I took a quick look at your logs. As Stormchaser said, it appears that some ports may be blocked by your router (or ISP). One of the first things that fails is getting an NTP connection up to set the date.
As you mention, it looks like DHCP is working, you are getting an IP assigned and some traffic is flowing on the eth0 interface.
I would try some basic connectivity checks from an ssh connection to your device. My typical sequence is something like this:
Check basic connectivity: Use ping to a well known, stable IP address (e.g. 8.8.8.8)
myshake@raspberryshake:/opt $ ping 8.8.8.8
PING 8.8.8.8 (8.8.8.8) 56(84) bytes of data.
64 bytes from 8.8.8.8: icmp_seq=1 ttl=55 time=21.4 ms
64 bytes from 8.8.8.8: icmp_seq=2 ttl=55 time=25.6 ms
64 bytes from 8.8.8.8: icmp_seq=3 ttl=55 time=24.3 ms
64 bytes from 8.8.8.8: icmp_seq=4 ttl=55 time=21.7 ms
64 bytes from 8.8.8.8: icmp_seq=5 ttl=55 time=23.5 ms
^C
— 8.8.8.8 ping statistics —
5 packets transmitted, 5 received, 0% packet loss, time 10ms
rtt min/avg/max/mdev = 21.422/23.305/25.575/1.590 ms
If for some reason that doesn’t work, try traceroute to see where connectivity fails:
myshake@raspberryshake:/opt $ traceroute 8.8.8.8
traceroute to 8.8.8.8 (8.8.8.8), 30 hops max, 60 byte packets
1 10.0.0.1 (10.0.0.1) 1.498 ms 2.582 ms 2.932 ms
2 50-209-43-154-static.hfc.comcastbusiness.net (50.209.43.154) 4.922 ms 5.844 ms 11.731 ms
3 96.120.61.57 (96.120.61.57) 18.434 ms 22.965 ms 22.926 ms
4 ae-251-1204-rur102.salem.or.bverton.comcast.net (162.151.125.125) 29.136 ms 23.302 ms 23.263 ms
5 96.216.60.209 (96.216.60.209) 28.333 ms 28.525 ms 22.304 ms
6 96.216.60.221 (96.216.60.221) 29.972 ms 21.153 ms 16.392 ms
8 be-2212-pe12.seattle.wa.ibone.comcast.net (96.110.34.134) 18.106 ms be-2312-pe12.seattle.wa.ibone.comcast.net (96.110.34.138) 25.009 ms be-2411-pe11.seattle.wa.ibone.comcast.net (96.110.32.238) 25.938 ms
9 50.208.232.242 (50.208.232.242) 26.523 ms 50.242.150.242 (50.242.150.242) 26.871 ms 50.242.148.22 (50.242.148.22) 26.830 ms
10 * * *
11 dns.google (8.8.8.8) 25.890 ms 26.231 ms 25.811 ms
This is working ok, so let’s try to see that DNS is working:
myshake@raspberryshake:/opt $ ping -c 1 google.com
PING google.com (142.250.217.78) 56(84) bytes of data.
64 bytes from sea09s29-in-f14.1e100.net (142.250.217.78): icmp_seq=1 ttl=55 time=20.7 ms
— google.com ping statistics —
1 packets transmitted, 1 received, 0% packet loss, time 0ms
rtt min/avg/max/mdev = 20.681/20.681/20.681/0.000 ms
Ok, that found the IP of google.com and pinged it.
Now let’s try to see if we can get data from the NTP server (Need to be root to do this).

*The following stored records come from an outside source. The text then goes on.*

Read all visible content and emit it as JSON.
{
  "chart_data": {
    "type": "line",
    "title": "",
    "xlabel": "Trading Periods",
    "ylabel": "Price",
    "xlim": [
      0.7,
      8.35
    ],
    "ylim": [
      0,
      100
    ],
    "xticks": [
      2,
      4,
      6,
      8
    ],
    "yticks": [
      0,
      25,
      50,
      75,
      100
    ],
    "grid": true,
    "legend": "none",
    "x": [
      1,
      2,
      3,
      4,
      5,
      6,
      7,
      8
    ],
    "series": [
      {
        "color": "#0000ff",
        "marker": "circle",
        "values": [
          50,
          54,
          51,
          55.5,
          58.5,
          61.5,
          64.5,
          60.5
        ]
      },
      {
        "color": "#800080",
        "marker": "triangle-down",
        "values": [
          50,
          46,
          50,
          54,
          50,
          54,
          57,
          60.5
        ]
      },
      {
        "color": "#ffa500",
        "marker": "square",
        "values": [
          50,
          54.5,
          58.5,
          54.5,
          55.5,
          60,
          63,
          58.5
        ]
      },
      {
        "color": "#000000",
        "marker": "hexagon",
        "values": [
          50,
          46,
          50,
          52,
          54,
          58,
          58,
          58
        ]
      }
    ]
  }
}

Note that the “connected” response may take a few seconds:
myshake@raspberryshake:/opt $ sudo nc -u -v -z 1.debian.pool.ntp.org 123
Connection to 1.debian.pool.ntp.org 123 port [udp/ntp] succeeded!
If that much is working, your NTP should be working. Since it isn’t, one of those steps is going to fail which should help you determine where to start looking.